BC: There should be more rebuttals. A lot of musicians, including myself, tend to think “well I’ll just let the music speak for itself, I’m above that, I’m not going to lower myself to get into a battle of words over music.” The time for that is getting old. They’re just fucking writing what they want, and giving that impression to thousands of people.

GC: I think creative music is not in a great position now and these critics are people that claim to love this music, yet nitpick something. I’ve paid out of my pocket to do some of these records, and then to be crushed by some dude who didn’t even listen to it, is an insult. They don’t realize what we’re up against.

BC: Yeah! Or maybe he listened to it but didn’t like it for some reason. Instead of saying “this guy is obviously great, I just didn’t get it” they’ll say “this sucks” in a very declarative, definitive way, like it’s an empirical truth that you suck.
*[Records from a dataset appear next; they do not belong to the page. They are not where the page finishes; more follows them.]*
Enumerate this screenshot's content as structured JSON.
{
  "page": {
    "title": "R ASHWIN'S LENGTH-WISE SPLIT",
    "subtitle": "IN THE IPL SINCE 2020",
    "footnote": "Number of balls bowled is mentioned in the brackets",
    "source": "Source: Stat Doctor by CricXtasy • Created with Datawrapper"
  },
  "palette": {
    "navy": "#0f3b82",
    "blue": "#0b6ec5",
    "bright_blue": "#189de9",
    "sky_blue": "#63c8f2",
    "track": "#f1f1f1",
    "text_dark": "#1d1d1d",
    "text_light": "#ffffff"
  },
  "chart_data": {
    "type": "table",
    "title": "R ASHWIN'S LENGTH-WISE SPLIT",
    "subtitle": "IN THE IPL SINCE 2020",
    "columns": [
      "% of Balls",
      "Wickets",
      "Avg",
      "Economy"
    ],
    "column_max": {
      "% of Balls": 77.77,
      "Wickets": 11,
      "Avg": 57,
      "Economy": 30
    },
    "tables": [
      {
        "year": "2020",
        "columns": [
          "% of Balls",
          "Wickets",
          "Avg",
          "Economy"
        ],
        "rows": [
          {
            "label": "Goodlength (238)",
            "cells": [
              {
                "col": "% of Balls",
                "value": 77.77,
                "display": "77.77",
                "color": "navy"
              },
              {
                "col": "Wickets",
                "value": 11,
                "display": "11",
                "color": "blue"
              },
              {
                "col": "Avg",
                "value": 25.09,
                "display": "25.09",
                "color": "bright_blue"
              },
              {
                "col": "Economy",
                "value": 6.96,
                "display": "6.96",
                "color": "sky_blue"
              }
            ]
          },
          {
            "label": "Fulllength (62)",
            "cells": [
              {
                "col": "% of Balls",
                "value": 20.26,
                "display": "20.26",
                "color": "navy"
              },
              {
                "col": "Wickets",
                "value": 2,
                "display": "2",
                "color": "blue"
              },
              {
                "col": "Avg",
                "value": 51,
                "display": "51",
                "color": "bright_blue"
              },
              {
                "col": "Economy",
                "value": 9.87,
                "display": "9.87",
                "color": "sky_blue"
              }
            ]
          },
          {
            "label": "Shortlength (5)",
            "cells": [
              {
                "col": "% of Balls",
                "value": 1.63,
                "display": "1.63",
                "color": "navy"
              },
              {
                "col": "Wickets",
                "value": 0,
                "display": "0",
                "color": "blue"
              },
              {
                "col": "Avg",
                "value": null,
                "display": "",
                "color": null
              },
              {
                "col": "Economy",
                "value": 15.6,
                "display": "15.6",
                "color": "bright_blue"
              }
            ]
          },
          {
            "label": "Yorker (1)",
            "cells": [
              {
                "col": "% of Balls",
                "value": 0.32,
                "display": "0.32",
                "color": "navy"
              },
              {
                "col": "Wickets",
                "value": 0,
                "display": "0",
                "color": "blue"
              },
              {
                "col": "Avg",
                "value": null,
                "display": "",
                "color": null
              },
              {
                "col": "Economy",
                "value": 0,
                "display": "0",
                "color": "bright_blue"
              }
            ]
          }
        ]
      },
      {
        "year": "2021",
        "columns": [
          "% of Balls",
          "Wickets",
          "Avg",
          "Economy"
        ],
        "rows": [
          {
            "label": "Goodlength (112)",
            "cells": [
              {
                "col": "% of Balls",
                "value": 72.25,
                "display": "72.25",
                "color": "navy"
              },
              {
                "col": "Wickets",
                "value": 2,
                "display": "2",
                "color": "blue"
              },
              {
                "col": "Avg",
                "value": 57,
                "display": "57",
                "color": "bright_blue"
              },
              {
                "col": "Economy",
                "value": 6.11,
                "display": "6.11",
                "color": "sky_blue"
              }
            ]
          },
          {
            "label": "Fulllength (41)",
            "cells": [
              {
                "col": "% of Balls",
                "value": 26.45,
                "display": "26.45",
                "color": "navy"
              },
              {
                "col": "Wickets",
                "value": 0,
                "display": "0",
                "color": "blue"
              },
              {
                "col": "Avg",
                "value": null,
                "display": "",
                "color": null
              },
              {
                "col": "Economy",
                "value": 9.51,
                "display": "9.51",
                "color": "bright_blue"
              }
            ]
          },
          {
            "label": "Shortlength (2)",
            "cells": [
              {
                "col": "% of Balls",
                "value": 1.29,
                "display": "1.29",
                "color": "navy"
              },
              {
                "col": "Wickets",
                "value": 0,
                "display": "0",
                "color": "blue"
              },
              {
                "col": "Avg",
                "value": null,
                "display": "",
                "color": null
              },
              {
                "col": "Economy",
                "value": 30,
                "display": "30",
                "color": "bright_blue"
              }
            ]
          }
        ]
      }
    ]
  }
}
GC: But then you have a bunch of reviews like that, and you wonder why nobody likes jazz. The stuff that’s really good will fall by the wayside, the people who are already doing well in the industry - they’re always going to get a good review. So the people one or two tiers below have to really struggle just to be mentioned. And then when it’s a bad or unclear just feels unfair to me.

BC: I’m with you. I don’t think I’ve ever - and I’ve been doing this for 35 years - I don’t think I’ve ever gotten a good review from a New York critic about anything that I’ve ever done. Which to me is upsetting.

GC: I would think they would dig your stuff the most. I don’t get that.

BC: I think I got one good review from the Wall Street Journal on my last record. Chick Corea tells me I’m good, Herbie...I think I must be good.

GC: Yeah, they should know!

BC: I’m glad that you called me. Hope we can hang soon.